Hauptabnehmer des ukrainischen Weizens sind Ägypten (22 %) und Indonesien (ca. 19 %). Aber auch an die Türkei liefert die Ukraine Weizen (6,3 %) und ebenfalls kleinere Mengen an Israel, Marokko und Tunesien. (Quelle)
Wer die Ukraine kontrolliert, kontrolliert selbstverständlich auch die ukrainische Landwirtschaft. Welche globale Bedeutung die ukrainische Getreideproduktion hat, wurde im Laufe des letzten Jahres angesichts des zeitweiligen Boykotts von Getreidelieferungen aus ukrainischen Häfen auch denen deutlich, die in der Regel mit diesen Fragen nicht vertraut sind. Mit einer Übernahme der ukrainischen Landwirtschaft hätte Russland seine Rolle als weltweit größter Getreideproduzent und -exporteur deutlich ausgebaut. Russland hätte dann alleine ca. 28 Prozent des weltweiten Weizenexports kontrolliert – weltweit gilt Weizen als das wichtigste aller Grundnahrungsmittel. Damit hätte Putin der russischen Wirtschaft und dem Staatshaushalt nicht nur eine zusätzliche Einnahmequelle erschlossen. Als mit Abstand größter Getreideexporteur hätte Russland sich auch entscheidenden Einfluss darauf gesichert, wieviel Getreide zu welchem Preis wohin geliefert wird. Russlands politischer Einfluss auf globaler Ebene wäre damit spürbar gestiegen. Politische Macht erwächst nicht allein aus militärischer Stärke, sondern nicht zuletzt (neben der industriellen Produktion und der Leistung von Wissenschaft und Forschung) auch aus der Kontrolle der Lebensmittelproduktion und -verteilung.

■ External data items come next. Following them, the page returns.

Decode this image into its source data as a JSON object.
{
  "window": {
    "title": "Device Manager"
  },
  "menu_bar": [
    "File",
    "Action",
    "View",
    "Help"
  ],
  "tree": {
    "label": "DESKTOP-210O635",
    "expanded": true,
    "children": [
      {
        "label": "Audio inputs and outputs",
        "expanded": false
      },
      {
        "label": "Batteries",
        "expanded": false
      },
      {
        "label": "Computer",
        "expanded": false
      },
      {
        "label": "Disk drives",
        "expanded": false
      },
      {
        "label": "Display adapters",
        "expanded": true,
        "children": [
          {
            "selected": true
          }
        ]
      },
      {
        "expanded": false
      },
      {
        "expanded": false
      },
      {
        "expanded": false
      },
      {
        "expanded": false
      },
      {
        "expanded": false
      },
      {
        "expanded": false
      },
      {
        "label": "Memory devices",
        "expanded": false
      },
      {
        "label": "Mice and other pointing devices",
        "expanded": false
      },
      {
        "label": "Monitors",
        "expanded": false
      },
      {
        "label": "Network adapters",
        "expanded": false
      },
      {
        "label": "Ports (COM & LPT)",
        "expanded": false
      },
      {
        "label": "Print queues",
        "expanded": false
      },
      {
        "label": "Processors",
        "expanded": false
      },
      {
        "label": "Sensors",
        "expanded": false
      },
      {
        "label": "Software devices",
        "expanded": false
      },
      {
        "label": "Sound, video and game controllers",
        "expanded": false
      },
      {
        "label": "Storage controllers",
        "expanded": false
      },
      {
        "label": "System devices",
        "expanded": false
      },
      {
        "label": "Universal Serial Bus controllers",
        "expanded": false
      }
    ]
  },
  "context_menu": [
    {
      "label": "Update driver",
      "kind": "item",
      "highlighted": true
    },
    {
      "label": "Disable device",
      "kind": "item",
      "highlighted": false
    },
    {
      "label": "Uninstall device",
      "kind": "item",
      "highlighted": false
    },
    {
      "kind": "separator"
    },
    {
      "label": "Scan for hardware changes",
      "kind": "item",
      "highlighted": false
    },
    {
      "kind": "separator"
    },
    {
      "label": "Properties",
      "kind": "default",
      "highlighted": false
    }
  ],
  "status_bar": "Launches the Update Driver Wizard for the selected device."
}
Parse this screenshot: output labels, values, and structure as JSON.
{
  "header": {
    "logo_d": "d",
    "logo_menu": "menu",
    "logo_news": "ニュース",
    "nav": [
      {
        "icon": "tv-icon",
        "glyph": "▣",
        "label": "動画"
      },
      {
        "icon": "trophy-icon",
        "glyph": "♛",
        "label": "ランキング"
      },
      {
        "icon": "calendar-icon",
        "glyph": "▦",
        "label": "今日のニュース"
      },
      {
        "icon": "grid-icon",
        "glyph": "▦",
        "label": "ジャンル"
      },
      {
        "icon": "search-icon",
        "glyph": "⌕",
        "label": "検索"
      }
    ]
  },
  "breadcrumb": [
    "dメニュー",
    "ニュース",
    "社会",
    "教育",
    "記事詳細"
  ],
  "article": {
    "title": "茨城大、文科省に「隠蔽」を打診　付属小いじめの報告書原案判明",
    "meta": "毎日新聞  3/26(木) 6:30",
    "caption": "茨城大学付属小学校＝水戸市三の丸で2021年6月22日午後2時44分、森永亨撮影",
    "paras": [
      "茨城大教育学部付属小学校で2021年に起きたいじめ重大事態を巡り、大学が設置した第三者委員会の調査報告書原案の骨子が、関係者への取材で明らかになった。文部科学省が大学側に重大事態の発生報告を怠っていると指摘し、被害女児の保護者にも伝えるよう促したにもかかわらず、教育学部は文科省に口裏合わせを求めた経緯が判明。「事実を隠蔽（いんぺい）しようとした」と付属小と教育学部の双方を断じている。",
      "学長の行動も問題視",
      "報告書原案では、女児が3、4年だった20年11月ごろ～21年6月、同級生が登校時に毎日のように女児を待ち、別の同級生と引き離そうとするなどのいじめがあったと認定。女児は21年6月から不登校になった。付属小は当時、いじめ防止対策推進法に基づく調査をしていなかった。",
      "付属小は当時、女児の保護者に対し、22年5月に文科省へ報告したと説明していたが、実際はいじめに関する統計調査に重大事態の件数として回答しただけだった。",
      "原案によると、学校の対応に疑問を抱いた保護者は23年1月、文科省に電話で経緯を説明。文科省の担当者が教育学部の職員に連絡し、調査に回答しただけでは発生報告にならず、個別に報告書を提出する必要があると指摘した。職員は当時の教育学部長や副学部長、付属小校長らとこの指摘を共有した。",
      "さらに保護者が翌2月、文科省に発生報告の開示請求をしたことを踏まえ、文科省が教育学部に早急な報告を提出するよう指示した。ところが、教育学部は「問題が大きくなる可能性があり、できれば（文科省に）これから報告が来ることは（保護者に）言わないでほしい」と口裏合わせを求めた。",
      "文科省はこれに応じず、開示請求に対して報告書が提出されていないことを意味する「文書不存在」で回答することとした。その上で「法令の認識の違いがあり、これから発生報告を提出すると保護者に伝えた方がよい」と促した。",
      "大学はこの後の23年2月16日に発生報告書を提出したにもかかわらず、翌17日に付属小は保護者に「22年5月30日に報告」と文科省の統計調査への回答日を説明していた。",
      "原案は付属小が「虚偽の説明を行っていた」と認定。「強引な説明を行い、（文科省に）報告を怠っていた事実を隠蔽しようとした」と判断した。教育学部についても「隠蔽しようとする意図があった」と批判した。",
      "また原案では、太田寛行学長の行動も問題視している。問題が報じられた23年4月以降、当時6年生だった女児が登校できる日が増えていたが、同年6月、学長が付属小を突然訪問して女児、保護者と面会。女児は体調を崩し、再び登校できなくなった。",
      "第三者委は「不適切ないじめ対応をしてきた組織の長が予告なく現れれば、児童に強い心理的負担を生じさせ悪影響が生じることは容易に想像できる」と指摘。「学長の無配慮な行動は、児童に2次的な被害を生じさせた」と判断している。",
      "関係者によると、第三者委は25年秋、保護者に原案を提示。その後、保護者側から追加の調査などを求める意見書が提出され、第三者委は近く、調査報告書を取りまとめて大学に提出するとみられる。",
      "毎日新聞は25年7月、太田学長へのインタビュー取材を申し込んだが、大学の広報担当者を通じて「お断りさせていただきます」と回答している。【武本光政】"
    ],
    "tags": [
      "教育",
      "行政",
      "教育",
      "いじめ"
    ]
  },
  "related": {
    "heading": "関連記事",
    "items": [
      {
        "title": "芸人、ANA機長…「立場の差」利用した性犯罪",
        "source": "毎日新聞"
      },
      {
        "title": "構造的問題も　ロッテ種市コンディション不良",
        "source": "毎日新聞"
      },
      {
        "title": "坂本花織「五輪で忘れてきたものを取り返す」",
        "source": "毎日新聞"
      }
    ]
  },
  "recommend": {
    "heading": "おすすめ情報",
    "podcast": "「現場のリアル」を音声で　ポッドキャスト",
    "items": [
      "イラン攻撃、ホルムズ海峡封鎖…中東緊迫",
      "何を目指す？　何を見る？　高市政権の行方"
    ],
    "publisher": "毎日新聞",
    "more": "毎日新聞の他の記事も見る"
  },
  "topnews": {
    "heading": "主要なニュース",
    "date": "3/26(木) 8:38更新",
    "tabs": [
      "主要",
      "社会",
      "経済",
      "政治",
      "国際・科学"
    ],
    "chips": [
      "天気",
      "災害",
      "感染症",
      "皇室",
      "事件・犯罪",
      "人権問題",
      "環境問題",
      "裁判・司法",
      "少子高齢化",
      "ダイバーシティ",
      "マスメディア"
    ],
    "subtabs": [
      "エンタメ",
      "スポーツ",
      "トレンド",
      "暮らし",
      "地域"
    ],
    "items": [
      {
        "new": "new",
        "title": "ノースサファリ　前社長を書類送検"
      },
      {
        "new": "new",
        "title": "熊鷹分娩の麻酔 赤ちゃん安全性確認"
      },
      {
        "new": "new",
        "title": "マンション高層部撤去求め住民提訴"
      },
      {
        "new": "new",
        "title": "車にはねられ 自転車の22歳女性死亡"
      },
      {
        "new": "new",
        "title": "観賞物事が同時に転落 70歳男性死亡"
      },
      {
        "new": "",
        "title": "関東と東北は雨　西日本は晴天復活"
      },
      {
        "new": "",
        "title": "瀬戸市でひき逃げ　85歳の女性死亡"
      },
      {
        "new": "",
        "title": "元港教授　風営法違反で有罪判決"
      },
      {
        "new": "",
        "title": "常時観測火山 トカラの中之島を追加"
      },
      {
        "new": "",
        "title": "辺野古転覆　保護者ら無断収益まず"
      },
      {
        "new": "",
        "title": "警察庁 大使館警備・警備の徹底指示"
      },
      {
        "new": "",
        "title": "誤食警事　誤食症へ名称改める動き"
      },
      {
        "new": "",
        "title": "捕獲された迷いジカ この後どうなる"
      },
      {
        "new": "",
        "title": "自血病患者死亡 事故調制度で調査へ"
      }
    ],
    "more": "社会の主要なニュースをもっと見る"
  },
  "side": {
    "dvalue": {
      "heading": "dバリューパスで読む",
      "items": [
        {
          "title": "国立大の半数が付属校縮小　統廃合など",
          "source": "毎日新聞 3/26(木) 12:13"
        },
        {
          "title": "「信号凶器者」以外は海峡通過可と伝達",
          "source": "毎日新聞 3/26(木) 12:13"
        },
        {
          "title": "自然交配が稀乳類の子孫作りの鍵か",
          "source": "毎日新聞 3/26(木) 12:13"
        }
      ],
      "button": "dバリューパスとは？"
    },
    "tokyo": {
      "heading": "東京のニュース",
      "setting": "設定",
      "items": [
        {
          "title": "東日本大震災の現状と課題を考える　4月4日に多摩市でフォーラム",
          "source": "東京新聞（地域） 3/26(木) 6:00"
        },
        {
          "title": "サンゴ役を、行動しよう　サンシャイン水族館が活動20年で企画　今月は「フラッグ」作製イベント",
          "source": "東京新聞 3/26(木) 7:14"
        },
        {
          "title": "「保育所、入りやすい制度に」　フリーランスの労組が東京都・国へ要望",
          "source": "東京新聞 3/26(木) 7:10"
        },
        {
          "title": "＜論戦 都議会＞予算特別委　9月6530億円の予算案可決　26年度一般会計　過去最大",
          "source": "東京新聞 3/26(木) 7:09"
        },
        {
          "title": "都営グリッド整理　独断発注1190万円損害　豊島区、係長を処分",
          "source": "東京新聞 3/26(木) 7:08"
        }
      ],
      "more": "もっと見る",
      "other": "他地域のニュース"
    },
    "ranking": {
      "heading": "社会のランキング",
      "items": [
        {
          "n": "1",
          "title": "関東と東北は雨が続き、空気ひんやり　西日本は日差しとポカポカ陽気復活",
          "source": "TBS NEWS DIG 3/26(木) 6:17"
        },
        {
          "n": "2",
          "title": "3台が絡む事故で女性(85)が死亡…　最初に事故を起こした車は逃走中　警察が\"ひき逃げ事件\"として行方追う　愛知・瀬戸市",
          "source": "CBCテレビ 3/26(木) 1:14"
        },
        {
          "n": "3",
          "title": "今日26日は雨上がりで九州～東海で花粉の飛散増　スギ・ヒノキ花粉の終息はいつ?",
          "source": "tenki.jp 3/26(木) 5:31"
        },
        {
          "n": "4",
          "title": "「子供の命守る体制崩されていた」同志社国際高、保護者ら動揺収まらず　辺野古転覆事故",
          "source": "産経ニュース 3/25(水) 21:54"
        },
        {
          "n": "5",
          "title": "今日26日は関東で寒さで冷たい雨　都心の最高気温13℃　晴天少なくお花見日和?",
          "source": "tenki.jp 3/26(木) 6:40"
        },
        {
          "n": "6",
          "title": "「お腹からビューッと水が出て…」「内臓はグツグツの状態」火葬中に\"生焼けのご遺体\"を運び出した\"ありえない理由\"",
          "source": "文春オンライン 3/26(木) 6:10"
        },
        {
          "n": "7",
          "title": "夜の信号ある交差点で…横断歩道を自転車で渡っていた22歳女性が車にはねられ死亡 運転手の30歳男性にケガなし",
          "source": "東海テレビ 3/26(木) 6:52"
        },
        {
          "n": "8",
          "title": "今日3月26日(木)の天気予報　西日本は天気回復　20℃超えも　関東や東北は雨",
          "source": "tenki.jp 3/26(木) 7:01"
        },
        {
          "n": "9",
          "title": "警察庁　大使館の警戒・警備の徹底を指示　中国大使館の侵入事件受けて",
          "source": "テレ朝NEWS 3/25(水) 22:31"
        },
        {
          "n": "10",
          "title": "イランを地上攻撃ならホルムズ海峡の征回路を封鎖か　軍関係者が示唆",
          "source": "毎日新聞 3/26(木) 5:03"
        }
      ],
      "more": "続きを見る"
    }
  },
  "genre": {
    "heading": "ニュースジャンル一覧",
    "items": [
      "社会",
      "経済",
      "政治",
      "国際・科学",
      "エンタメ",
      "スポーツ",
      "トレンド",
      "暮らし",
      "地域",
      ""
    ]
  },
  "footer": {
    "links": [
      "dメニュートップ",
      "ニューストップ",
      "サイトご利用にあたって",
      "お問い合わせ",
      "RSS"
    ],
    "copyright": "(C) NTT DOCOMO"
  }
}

Weit weniger breit diskutiert werden die Rohstoffvorkommen in der Ukraine. Dabei geht es nicht nur um die bekannten Kohlevorkommen in der ukrainischen Region Donbass. Wie erst vor wenigen Jahren festgestellt wurde, verfügt die Ukraine über die zweitgrößten Erdgasvorräte in Europa (Quelle). Damit ist die Ukraine, wie n-tv am 29.09.2022 schrieb, ein potentieller Konkurrent für Russland als wichtigem Gas-Lieferant für Europa.
Es gibt jedoch noch weitaus interessantere Rohstoffvorkommen in der Ukraine, die teils bisher noch gar nicht erschlossen sind, die aber eine große Bedeutung für die EU-Energiewende haben. Darauf verweist ein Artikel in der Washington Post vom 10.08.2022 (In the Ukraine war, a battle for the nation’s mineral and energy wealth). Die Autoren Anthony Faiola und Dalton Bennett schreiben:
„Der Kreml beraubt dieses Land [die Ukraine, Anm.d.A.] der Bausteine seiner Wirtschaft – seiner natürlichen Ressourcen.“ („The Kremlin is robbing this nation of the building blocks of its economy — its natural resources.“)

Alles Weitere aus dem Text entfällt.